Disposition kinetics of alpha-tocopherol in apolipoprotein B knockout mice.

PURPOSE: We examined the effects of apolipoprotein B (apoB) on the disposition kinetics of alpha-tocopherol by using apoB knockout mice. METHODS: The concentrations of alpha-tocopherol in plasma and tissues were measured by gas chromatography-mass spectrometry. RESULTS: In apob (-/-) mice, the endogenous levels of alpha-tocopherol in plasma and tissues (except liver) were significantly lower, and the liver concentration was significantly higher than those in wild-type mice. After single i.v. administration of alpha-tocopherol (25 mg/kg), the area under the plasma concentration-time curve (AUC) and the distribution volume at steady state were significantly decreased, whereas the total clearance of alpha-tocopherol was significantly increased in apob (-/-) vs. wild-type mice. Alpha-Tocopherol was highly distributed to the liver, compared with other tissues. After an oral administration of alpha-tocopherol (100 mg/kg), the intestinal absorption of alpha-tocopherol was very low in apoB knockout mice, as the value of AUC0-32h for apob (-/-) mice (17.7 +/- 8.3 (microg h/mL) was significantly less than that for apob (+/+) wild-type mice (96.5 +/- 15.8 microg h/mL, mean +/- SD of five experiments, p < 0.01). The biliary excretion of alpha-tocopherol was significantly greater in apob (+/-) mice than in apob (+/+) mice. CONCLUSIONS: These results show that apoB plays a role in hepatic secretion and intestinal absorption of alpha-tocopherol.

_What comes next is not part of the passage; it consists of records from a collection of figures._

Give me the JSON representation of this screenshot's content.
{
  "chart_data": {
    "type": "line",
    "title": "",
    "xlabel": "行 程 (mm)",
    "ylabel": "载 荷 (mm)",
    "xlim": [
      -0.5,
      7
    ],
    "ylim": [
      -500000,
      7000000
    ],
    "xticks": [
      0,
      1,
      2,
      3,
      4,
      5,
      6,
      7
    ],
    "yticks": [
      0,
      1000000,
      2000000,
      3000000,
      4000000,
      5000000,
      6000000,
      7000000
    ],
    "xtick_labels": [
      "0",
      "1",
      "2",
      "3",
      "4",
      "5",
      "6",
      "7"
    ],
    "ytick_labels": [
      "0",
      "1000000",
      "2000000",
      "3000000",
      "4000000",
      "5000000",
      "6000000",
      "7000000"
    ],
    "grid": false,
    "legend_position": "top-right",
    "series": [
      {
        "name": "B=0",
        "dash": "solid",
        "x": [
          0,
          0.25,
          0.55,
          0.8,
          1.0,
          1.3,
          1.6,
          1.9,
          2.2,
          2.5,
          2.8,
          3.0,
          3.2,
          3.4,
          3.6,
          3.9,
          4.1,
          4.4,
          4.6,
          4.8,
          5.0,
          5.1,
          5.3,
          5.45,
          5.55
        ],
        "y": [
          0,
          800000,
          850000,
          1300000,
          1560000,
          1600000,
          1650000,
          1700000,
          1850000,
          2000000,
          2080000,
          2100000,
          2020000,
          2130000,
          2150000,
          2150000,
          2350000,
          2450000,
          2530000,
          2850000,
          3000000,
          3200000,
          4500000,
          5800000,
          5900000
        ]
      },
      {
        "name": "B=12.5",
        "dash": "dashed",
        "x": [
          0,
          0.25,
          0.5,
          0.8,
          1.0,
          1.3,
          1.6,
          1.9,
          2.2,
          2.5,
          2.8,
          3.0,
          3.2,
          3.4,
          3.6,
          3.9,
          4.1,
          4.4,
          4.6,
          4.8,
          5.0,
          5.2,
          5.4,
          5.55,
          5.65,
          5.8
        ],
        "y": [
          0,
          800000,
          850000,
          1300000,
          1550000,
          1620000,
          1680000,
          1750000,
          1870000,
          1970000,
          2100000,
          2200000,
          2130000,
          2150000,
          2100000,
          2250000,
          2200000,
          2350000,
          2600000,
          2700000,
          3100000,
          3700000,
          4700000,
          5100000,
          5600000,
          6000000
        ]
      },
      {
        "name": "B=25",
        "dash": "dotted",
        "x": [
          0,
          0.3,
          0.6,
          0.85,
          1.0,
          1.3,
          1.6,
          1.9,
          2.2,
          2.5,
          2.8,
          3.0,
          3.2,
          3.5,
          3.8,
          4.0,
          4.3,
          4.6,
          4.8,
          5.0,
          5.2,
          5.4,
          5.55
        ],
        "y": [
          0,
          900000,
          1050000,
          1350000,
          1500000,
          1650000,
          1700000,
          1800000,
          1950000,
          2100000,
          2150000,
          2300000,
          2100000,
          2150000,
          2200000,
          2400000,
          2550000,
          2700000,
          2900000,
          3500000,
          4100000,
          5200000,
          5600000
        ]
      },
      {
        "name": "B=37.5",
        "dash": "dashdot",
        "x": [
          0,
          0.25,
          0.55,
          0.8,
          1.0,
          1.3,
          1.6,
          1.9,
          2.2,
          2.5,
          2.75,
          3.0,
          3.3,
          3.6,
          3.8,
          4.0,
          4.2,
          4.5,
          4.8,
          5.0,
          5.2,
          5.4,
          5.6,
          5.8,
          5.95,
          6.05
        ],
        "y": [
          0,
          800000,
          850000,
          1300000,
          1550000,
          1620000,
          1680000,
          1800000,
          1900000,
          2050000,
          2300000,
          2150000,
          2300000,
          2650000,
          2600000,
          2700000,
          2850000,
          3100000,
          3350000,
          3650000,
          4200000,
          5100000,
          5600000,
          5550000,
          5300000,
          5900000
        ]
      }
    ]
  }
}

High bioavailabilty of alpha-tocopherol loaded into poly (DL-lactic-co-glycolic acid) microspheres in apolipoprotein B knockout mice.

PURPOSE: To assess the potential clinical value of alpha-tocopherol-loaded poly (DL-lactic-co-glycolic acid) (PLGA) microspheres, we examined the disposition kinetics of alpha-tocopherol after administration of the microspheres to apolipoprotein B (apo B) knockout mice as a model of abetalipoproteinemia. METHODS: PLGA microspheres containing alpha-tocopherol were prepared by a solvent-evaporation method. The concentration of alpha-tocopherol was measured by gas chromatography-mass spectrometry. RESULTS: The mean value of particle size of alpha-tocopherol-loaded PLGA microspheres was 108 microm. The loading and the trapping efficiency of alpha-tocopherol in PLGA microspheres were 20.8% and 86.6%, respectively. When alpha-tocopherol solution (25 mg/kg) was subcutaneously administered to apob (+/+) and apob (+/-) mice, the plasma concentrations of alpha-tocopherol reached a peak at 6 h and decreased to the endogenous level within 4 days in both types of mice. However, the area under the plasma concentration-time curve (AUC) of apob (+/-) mice was significantly smaller than that in the case of apob (+/+) mice. When alpha-tocopherol-loaded PLGA microspheres (100 mg/kg) were subcutaneously administered, the plasma concentrations of alpha-tocopherol increased slowly and remained about 2-fold higher than the endogenous level at 5 to 10 days after administration in both types of mice, and there was no significant difference between the AUC values. CONCLUSIONS: The PLGA microsphere preparation of alpha-tocopherol is expected to be a very useful drug delivery system in vitamin E supplementation therapy for abetalipoproteinemia.